Cette Europe rénovée se forgera par le truchement d'un sys­tème d'éducation nouveau, nettement plus attentif que ces pré­décesseurs aux racines les plus anciennes des choses, des entités politiques, du droit, de l'histoire charnelle des peu­­ples, etc.  Dans ce sens, l'Europe espérée par Herder doit être, non pas une société d'Etats-personnes, mais une COMMUNAUTÉ DE PERSONNALITÉS NATIONALES.
Après les troubles et les bouleversements de la Révolution française, après la prise du pouvoir par Napoléon Bonaparte, bon nombre d'observateurs politiques européens commen­cent à percevoir l'Europe comme un BLOC CONTINENTAL (Ber­trand de Jouvenel sortira un maître ouvrage sur cette thé­matique). Avec le blocus continental, l'idée d'une autarcie économique européenne prend corps progressivement. Elle a surtout des exposants français, mais aussi beaucoup de partisans allemands, comme Dalberg, Krause ou le poète Jean Paul (dont l'héritier direct au 20ième siècle sera un au­tre poète, Rudolf Pannwitz; cf. Robert Steuckers, «Rudolf Pann­witz: “Mort de la Terre”, Imperium europæum et con­ser­va­tion créatrice», in Nouvelles de Synergies Européennes, n°19, avril 1996).
Le Baron von Aretin
Le Baron von Aretin (1733-1824), Bavarois se revendiquant d'un héritage celtique, sera un partisan de Napoléon, en qui il voit un champion de la romanité et de la catholicité en lutte contre le “borussisme”, l'“anglicisme” et le “protestantisme”. Cependant, des protestants allemands développeront à leur tour un européisme pro-napoléonien, non pas au nom d'un mé­lange idéologique de celtitude, de romanité et de catho­li­cis­me, mais au nom de l'idéal protestant qui consiste à s'op­po­ser systématiquement à toute puissance universelle, com­me entend l'être la thalassocratie britannique.
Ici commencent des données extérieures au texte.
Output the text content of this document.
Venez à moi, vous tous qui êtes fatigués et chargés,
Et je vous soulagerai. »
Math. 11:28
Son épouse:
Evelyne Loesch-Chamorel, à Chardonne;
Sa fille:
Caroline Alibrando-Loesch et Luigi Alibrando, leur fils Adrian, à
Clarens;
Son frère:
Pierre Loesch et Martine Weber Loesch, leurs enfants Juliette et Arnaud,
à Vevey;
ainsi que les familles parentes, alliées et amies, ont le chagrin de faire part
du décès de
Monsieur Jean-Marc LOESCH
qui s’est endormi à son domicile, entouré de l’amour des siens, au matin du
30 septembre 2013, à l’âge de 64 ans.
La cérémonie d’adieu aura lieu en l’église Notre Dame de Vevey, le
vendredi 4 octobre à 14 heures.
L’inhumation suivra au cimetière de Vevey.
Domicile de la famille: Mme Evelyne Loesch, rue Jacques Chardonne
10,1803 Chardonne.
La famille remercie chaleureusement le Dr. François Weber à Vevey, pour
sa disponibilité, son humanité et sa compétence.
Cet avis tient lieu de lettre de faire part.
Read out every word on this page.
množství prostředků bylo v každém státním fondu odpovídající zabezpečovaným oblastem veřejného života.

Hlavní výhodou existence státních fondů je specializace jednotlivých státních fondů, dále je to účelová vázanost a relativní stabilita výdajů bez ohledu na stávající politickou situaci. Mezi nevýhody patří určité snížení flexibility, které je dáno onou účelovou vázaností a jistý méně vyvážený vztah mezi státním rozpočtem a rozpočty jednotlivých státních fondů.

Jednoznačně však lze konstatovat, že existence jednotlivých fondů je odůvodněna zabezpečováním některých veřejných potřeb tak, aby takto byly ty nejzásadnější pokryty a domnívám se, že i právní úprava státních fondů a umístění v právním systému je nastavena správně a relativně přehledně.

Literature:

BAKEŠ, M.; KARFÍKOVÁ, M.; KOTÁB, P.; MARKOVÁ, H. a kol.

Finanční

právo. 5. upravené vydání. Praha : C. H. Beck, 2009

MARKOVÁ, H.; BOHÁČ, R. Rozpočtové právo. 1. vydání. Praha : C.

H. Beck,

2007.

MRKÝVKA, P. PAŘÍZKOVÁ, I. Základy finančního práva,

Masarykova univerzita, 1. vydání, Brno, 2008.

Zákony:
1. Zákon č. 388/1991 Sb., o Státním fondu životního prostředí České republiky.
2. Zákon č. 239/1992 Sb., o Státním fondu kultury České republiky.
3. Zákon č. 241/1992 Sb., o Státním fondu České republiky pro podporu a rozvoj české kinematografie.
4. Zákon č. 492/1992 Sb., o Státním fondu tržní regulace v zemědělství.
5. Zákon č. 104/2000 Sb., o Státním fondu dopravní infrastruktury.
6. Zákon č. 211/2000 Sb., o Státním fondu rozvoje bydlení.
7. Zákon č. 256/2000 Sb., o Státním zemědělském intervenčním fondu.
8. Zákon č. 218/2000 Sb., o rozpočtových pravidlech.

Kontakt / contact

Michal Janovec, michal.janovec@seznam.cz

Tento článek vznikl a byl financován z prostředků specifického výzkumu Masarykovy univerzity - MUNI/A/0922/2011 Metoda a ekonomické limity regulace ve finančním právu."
Le protestan­tis­me, dans cette optique, s'est dressé hier contre les préten­tions universalistes de l'Eglise de Rome; il se dresse aujour­d'hui non plus contre l'universalisme de la Révolution et du Code Napoléon, mais contre l'universalisme économique de la thalassocratie anglaise. Cet idéal, à la fois protestant et européiste, se re­trouvait essentiellement dans la bourgeoisie négociante d'Al­lemagne du Nord (Brème, Hambourg, mais aussi Anvers). Pour cette catégorie d'hommes, il s'agissait de briser les mo­nopoles anglais et de les remplacer par des monopoles eu­ropéens (ils préfigurent ainsi les théories de l'économiste List). L'objectif était l'éclosion d'une industrie autochtone eu­ro­péenne, capable de se développer sans la concurrence des produits coloniaux anglais, vendus à bas prix.
Le mémorandum de Theremin
Parmi les autres théoriciens allemands de l'autarcie et de l'in­dépendance continentale européenne, citons le Prussien The­remin, qui, dans son memorandum de 1795 (Des intérêts des puissances continentales relativement à l'Angleterre), con­state que l'Angleterre colonise commercialement l'Euro­pe et les Indes et qu'elle constitue de la sorte un despotisme maritime (Theremin est clairement un précurseur du géo­po­li­tologue Haushofer). Après 1815, plusieurs théoriciens alle­mands éprouvent une claire nostalgie de l'autarcie continen­tale. Ainsi, Welcker plaide pour une alliance franco-prussien­ne “pour organiser l'Europe”. Glave, pour sa part, prône une al­liance franco-autrichienne pour exclure la Russie et l'Em­pi­re ottoman de l'Europe. Woltmann, dans Der neue Leviathan  (= Le nouveau Léviathan), plaide pour l'unification européen­ne afin de faire face à “l'universalisme thalassocratique”. Bü­low entend promouvoir une “monarchie européenne univer­selle” qui aura pour tâche de conquérir l'Angleterre, afin qu'elle cesse de nuire aux intérêts du continent, et formule un “projet culturel” d'inspiration européiste afin d'annuler les incohérences et les pressions centrifuges que génèrent les nationalismes locaux.
Le Comte d'Hauterive
Les théoriciens français de l'autarcie européenne à l'époque napoléonienne abandonnent définitivement le romantisme exotique, orientalisant, après le double échec des opérations militaires de Bonaparte en Egypte et en Palestine. Désor­mais, les protagonistes du grand continent raisonnent en ter­mes exclusivement “européens” voire, avant la lettre, “euro­péo-centrés”. Réactualisant, dans la France impériale de Na­poléon, le “Testament de Richelieu”, ces visionnaires fran­çais de l'Europe future, dans leurs projets, font de la France la base de l'unification continentale. Contre l'Angleterre et sa flotte ubiquitaire et puissante, il faut organiser le blocus, fer­mer l'Europe au commerce anglais et faire de cette fer­me­ture un “système général”.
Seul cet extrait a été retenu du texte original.